Centrale Raad van Beroep

Datum uitspraak
22 maart 2018
Publicatiedatum
22 maart 2018
Zaaknummer
15/6015 WIA
Instantie
Centrale Raad van Beroep
Type
Uitspraak
Rechtsgebied
Bestuursrecht; Socialezekerheidsrecht
Procedures
  • Hoger beroep
Vindplaatsen
  • Rechtspraak.nl
AI samenvatting door LexboostAutomatisch gegenereerd

Hoger beroep inzake weigering WIA-uitkering na medisch onderzoek

In deze zaak gaat het om een hoger beroep van appellant tegen de weigering van een WIA-uitkering door het Uitvoeringsinstituut werknemersverzekeringen (Uwv). Appellant, die als schoonmaker werkte, is sinds 6 mei 2009 arbeidsongeschikt door lichamelijke en psychische klachten. Het Uwv heeft in eerdere besluiten vastgesteld dat appellant niet voldoet aan de criteria voor een WIA-uitkering. De rechtbank heeft het beroep tegen deze besluiten ongegrond verklaard, en de Centrale Raad van Beroep bevestigt deze uitspraak. De Raad oordeelt dat het medisch onderzoek door de verzekeringsartsen van het Uwv zorgvuldig is uitgevoerd en dat de conclusies van de artsen voldoende zijn onderbouwd. Appellant heeft in hoger beroep aangevoerd dat hij als gevolg van decompensatie niet aanspreekbaar is en geen functies kan vervullen, maar de Raad volgt deze redenering niet. De Raad concludeert dat de aangevoerde medische gegevens niet leiden tot een ander oordeel over de arbeidsongeschiktheid van appellant. De uitspraak van de rechtbank wordt bevestigd, en er is geen aanleiding voor een veroordeling in de proceskosten.

Uitspraak

15/6015 WIA
Datum uitspraak: 22 maart 2018
Centrale Raad van Beroep
Meervoudige kamer
Uitspraak op het hoger beroep tegen de uitspraak van de rechtbank Amsterdam van 23 juli 2015, 15/706 (aangevallen uitspraak)
Partijen:
[appellant] te [woonplaats] (appellant)
de Raad van bestuur van het Uitvoeringsinstituut werknemersverzekeringen (Uwv)
PROCESVERLOOP
Namens appellant heeft mr. M.G. Evers hoger beroep ingesteld.
Het Uwv heeft een verweerschrift ingediend.
Partijen hebben nog nadere stukken in gezonden.
Het onderzoek ter zitting heeft plaatsgevonden op 8 februari 2018. Appellant is verschenen, bijgestaan door mr.
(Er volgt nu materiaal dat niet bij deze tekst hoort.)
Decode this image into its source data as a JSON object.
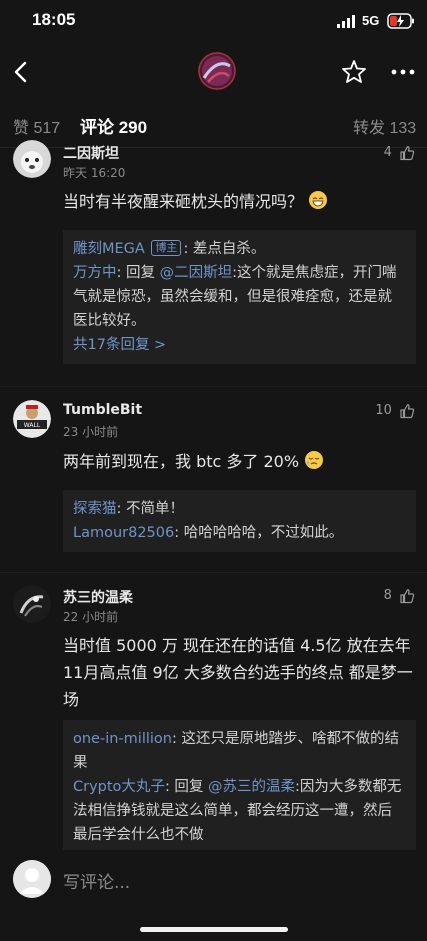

M. Baadoudi, advocaat, en door D. Hamdi als tolk. Het Uwv heeft zich laten vertegenwoordigen door mr. M. Sluijs.

OVERWEGINGEN

1.1.
Appellant was laatstelijk werkzaam als schoonmaker voor gemiddeld 48,38 uur per week. Op 6 mei 2009 is appellant uitgevallen voor zijn werk wegens lichamelijke klachten en psychische klachten.
1.2.
Bij besluit van 15 april 2011 heeft het Uwv vastgesteld dat voor appellant met ingang van 4 mei 2011 geen recht op een uitkering op grond van de Wet werk en inkomen naar arbeidsvermogen (Wet WIA) is ontstaan omdat hij vanaf die datum minder dan 35% arbeidsongeschikt is. Het bezwaar van appellant tegen dit besluit is bij besluit van
28 oktober 2011 ongegrond verklaard.
1.3.
De rechtbank heeft het beroep tegen het besluit van 28 oktober 2011 bij uitspraak van
7 maart 2013 eveneens ongegrond verklaard.
1.4.
De Raad heeft bij uitspraak van 31 oktober 2014 de uitspraak van de rechtbank van
7 maart 2013 bevestigd. Daarmee is het besluit van 28 oktober 2011 in rechte onaantastbaar geworden.
1.5.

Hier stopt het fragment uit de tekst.